1990, 1995 ve 2001 yılında sandığı gibi!
* * *
Gelişmekte olan ülkelerin, faiz artışı yoluyla para bulmaktan ziyade; üretim ve tüketim altyapısını sağlamlaştırması, sermaye birikimi ve tasarruf eğilimini artırması ve bu yolla para bulmayı öğrenmesi gerekiyor…
Bunun için de tabi ki, girişimci sayısını artırmak ve kıt kaynakları etkin kullanmak ön plana çıkıyor…
* * *
Bu resim ışığında, hafta içi açıklanan ve torba yasa tasarısına eklenen iki karara odaklanılmalı…

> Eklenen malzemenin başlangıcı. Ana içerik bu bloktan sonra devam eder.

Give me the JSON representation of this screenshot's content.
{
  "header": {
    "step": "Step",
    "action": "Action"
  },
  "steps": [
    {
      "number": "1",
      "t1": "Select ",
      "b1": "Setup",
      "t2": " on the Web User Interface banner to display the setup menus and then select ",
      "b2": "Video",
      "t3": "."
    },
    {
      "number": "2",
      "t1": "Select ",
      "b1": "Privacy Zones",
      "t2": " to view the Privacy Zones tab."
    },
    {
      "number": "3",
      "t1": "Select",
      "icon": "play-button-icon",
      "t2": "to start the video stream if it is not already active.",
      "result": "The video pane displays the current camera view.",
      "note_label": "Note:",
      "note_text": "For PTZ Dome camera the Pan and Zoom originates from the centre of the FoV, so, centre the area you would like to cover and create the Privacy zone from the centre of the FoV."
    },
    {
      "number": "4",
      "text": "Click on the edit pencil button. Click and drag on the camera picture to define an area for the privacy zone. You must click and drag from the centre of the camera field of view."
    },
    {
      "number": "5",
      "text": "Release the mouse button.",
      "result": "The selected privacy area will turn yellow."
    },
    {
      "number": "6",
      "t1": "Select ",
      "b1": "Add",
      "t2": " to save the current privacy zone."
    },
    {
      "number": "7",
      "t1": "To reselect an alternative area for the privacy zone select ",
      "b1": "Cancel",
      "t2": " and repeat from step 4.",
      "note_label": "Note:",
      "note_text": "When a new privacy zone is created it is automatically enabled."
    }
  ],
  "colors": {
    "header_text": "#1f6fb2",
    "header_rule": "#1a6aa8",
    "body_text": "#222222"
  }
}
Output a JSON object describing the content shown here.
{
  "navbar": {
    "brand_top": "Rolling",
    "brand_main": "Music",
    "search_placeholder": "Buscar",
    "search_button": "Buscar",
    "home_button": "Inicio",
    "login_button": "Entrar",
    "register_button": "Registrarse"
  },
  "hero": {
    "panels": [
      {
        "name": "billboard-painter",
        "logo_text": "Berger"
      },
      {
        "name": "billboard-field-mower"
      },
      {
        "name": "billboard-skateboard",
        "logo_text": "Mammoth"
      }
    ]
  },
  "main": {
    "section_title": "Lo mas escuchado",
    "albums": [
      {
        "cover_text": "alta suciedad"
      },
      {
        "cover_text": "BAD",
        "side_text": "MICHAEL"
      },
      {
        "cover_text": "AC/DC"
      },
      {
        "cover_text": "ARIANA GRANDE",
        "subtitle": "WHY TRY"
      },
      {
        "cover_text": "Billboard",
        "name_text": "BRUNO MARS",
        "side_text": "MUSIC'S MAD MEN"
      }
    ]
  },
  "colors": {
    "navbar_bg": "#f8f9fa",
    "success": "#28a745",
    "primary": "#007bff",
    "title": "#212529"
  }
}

Birincisi yurtdışında bulunan tasarrufları yurda çekmek amacıyla alınan Varlık Barışı kararı…
Gelecek bu tasarruflar üretime gidecekse, bırakın vergi almamayı, üzerine ‘prim’ dahi verilebilirdi…
* * *
İkincisi İmar Affı…
Güney Kore, 1990’lı yılların başında uygulamış bu İmar Affı’nı…
Ve o karar, atıl duran ‘gayrimenkullerin’ ekonomiye kazandırılmasını sağlamış, girişimcilik kültürünü geliştirmiş, üretim için kredi kullanımını arttırmış…
* * *
Biz de ise şöyle bakılıyor İmar Affı’na…
“Devletin kasasına 40-50 milyar TL girecek.”
“5 milyona yakın imarsız bina kentsel dönüşümle rant sağlayacak.”
“15 milyona yakın tarla gibi ‘sorunlu alan’ para edecek!”
* * *
Oysa, Güney Kore öyle bakmamış…
Devletin elde edeceği gelirin tamamıyla, üretim ve ihracatı kolaylaştıran politikalar geliştirilmiş…
Halk kampanyalarla, tükettiğinden daha fazlasını üretmeye yönlendirilmiş…
Üretimin avantajını gören halk, kenarda köşede kalmış gayrimenkulünü, ‘üretmek’ için ‘sermaye’ yapmış…
Kısacası yastık altında duran tasarrufun tamamı, (üretmek avantajlı hale geldiği için) üretime yönelmiş ve gerçekçi/sürdürülebilir bir ekonomik yapının oluşumu sağlanmış…
* * *
İmar Affı kararına bu açıdan bakarsak, finansa erişimde zorlanan girişimcilerimiz için, kenarda köşede kalmış gayrimenkullerini ‘ipotek’ olarak kredi almakta kullanabilme fırsatı ve ‘tarihi’ teşvik anlamına geliyor…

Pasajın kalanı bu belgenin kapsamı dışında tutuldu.